Michigan Central, detail
Oil on linen/panel, 2011, 7x5"
To a collector in Ann Arbor, MI
Today's oil painting is an urban landscape looking up at the massive Michigan Central train station in late evening light. The iconic building used to show the decline of Detroit by others. Still a great subject for Detroit artists.
Click on image for larger view.

1 comment:

borky said...

I'm a Scouser and an uncle of mine who only likes "proper" art - i.e., representational - likes to dismiss so-called abstract art.

I try to explain to him what all real artists know: ultimately there's no such thing as abstract or representational art - there's only regions or shapes of juxtaposed colour modified by external variations in light and shade.

If we'd spent all our life beneath the canopy of the jungle, at the back of Plato's Cave, or at the bottom of an enchanted well, and were suddenly exposed to the vast vista of the open sky at dawn, we wouldn't see clouds or the absence of clouds, stars or the absence of stars, because we wouldn't know what such things were: we'd see indescribable abstract luminosities and shadows expanding and contracting as they endlessly shifted across a strange, seemingly curved background consisting of almost indistinguishable horizontal bands of greater and great brightness, until suddenly a strange huge glowing disk began to emerge on the horizon, sending rays in all directions.

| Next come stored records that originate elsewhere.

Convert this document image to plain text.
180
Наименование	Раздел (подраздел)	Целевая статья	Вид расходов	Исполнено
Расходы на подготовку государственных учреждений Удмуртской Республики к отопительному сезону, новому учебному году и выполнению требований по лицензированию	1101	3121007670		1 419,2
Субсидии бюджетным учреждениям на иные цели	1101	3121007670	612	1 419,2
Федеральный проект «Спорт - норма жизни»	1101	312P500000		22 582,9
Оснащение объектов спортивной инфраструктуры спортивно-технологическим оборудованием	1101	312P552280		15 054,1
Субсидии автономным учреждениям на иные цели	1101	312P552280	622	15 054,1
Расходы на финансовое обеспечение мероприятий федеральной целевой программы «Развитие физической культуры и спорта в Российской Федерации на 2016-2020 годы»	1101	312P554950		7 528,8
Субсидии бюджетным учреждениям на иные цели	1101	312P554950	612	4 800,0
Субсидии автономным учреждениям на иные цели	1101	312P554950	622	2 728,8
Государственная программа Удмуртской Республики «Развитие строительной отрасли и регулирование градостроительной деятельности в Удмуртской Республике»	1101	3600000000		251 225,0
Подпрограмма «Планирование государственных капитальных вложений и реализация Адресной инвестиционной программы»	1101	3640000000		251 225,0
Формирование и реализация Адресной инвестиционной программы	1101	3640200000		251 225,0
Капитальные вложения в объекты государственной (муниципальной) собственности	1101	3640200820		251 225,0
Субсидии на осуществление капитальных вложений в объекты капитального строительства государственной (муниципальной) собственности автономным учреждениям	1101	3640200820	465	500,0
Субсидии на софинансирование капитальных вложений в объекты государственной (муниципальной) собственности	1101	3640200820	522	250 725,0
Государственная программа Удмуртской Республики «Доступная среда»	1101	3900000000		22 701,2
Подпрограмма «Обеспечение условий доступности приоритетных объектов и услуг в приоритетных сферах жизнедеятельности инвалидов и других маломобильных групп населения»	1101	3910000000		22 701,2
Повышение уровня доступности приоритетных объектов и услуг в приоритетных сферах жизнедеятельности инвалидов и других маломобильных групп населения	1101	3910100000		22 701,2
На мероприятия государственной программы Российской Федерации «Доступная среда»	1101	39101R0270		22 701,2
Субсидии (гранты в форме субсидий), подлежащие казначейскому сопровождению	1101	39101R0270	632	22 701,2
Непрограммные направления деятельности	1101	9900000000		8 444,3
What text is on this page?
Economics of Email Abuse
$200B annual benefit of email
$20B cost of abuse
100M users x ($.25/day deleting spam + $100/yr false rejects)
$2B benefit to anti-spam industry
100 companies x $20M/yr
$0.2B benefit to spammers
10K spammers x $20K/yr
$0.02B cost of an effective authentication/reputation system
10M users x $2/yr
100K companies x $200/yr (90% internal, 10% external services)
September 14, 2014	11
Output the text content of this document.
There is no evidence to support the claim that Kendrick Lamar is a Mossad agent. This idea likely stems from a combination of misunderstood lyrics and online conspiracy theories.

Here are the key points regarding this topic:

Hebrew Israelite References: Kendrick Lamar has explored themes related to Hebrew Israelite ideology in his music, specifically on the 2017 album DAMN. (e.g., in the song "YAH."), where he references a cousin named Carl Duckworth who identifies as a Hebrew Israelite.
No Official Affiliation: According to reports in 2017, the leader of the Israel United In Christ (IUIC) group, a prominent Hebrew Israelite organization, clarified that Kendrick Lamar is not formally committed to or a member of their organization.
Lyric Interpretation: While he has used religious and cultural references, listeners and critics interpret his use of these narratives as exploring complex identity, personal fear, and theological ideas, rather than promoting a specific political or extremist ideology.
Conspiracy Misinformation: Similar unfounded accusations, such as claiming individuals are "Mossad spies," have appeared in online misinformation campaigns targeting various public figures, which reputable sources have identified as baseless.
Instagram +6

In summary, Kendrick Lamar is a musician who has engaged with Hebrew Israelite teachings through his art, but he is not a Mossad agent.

Similarly, if we came from a world or dimension devoid of the concept of architecture, and found ourselves in the middle of America or Britain, we wouldn't see buildings - we'd see strange, dully coloured highly symmetrical, often ill-matched rectangular forms, (themselves seemingly composed of smaller and smaller rectangular forms), standing against, and receding into, a strangely shifting luminous background, causing them to seemingly undergo a slow motion 'vortex' consisting of huge gradually rotating, perpetually shifting abstract overlays of often brilliant light and utter darkness.

Your paintings seem to me to inhabit the hinterland between the trained perceptions which make us stop looking as soon as we 'identify' something as merely a building or a cloud, and the moment when all cultural preconceptions momentarily abandon us and we suddenly realise how utterly strange the world really looks.